House debates

Friday, 23 September 2022

Death of Her Majesty Queen Elizabeth Ii and Accession of His Majesty King Charles Iii

Address

10:15 am

Photo of Mark CoultonMark Coulton (Parkes, Deputy-Speaker) Share this | Hansard source

It's a great honour and privilege for me to speak today on behalf of the people of the Parkes electorate, an electorate that covers half of New South Wales and an area that had a great affection for the Queen. Over the last week or so, we've seen a farewell to a monarch that was years in the planning and executed to perfection—something that was rehearsed and practised. What wasn't rehearsed was the outpouring of emotion and feeling from billions of people around the globe.

My own response on hearing, early that morning, of the Queen's passing—even though somewhat inevitable, at 96 years of age—was to feel an emotional impact. That emotional impact was felt right across Australia, the Commonwealth and, indeed, the globe.

In my electorate, the connection to Queen Elizabeth II was somewhat personal, due to several visits over a period of time. There was the time when she gave her title to the Royal Flying Doctor Service, in a visit to Broken Hill where she spoke to patients via the radio at the Broken Hill base, all those years ago; and her visit to Dubbo, where many people came in from right across western New South Wales to meet with her. There was her visit to the town of Bourke, and people who were students at Bourke's school have that fond memory of actually meeting and seeing the Queen up close for the first time. Even her family has visited: King Charles, in the 1980s, when visiting his polo coach Sinclair Hill, attended church at Croppa Creek, a village north of Moree; and, more recently, her grandson Harry and his wife Meghan made a visit to Dubbo. So that connection to the royal family is close and personal for the people that I represent.

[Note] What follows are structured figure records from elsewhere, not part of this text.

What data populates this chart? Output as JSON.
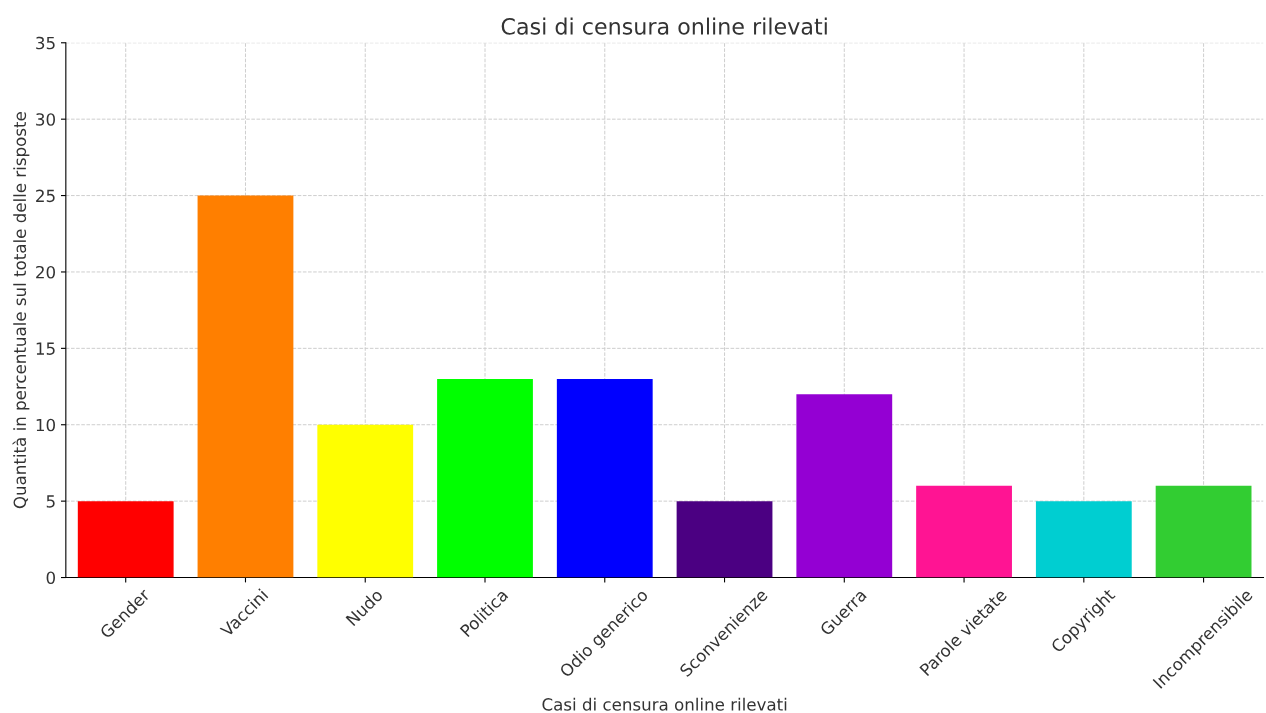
{
  "chart_data": {
    "type": "bar",
    "title": "Casi di censura online rilevati",
    "xlabel": "Casi di censura online rilevati",
    "ylabel": "Quantità in percentuale sul totale delle risposte",
    "categories": [
      "Gender",
      "Vaccini",
      "Nudo",
      "Politica",
      "Odio generico",
      "Sconvenienze",
      "Guerra",
      "Parole vietate",
      "Copyright",
      "Incomprensibile"
    ],
    "values": [
      5,
      25,
      10,
      13,
      13,
      5,
      12,
      6,
      5,
      6
    ],
    "colors": [
      "#ff0000",
      "#ff7f00",
      "#ffff00",
      "#00ff00",
      "#0000ff",
      "#4b0082",
      "#9400d3",
      "#ff1493",
      "#00ced1",
      "#32cd32"
    ],
    "ylim": [
      0,
      35
    ],
    "yticks": [
      0,
      5,
      10,
      15,
      20,
      25,
      30,
      35
    ],
    "grid": true
  }
}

I just want to reflect on a story my mother used to tell. In 1954, as a very young schoolteacher at Warialda, she was in charge of a busload of students going to Casino, over on the coast, to see the Queen. They boarded Louis Kratz's school bus—a very rudimentary form of transport, even by that standard—and, on a gravel road over the Great Dividing Range, travelled through the night. Most of the kids, on a very hot and humid night, were carsick. They got there, to join thousands at Casino, saw the Queen pass by, piled on the bus and drove through the next night to go home again. And that was the response in 1954, when 70 per cent of Australia's population actually saw the Queen at first hand.

So there's the personal connection to the Queen. But there's also what she symbolises: stability, decency, a sense of duty, family, commitment to marriage—all of those things that we admire, as Australians, she embodied.

It is the end of an era. The people of the Parkes electorate certainly have been mourning the loss of their Queen. Probably the most recent connection was when last year's Local Hero, Shanna Whan, had a Zoom meeting with the Queen during the pandemic, where she talked about her home village of Maules Creek; more recently, she was one of the privileged few to represent Australia in that delegation to the Queen's funeral in Westminster Abbey.

Vale, Queen Elizabeth II. The people of the Parkes electorate are offering their sincere condolences to her family. May her memory live forevermore.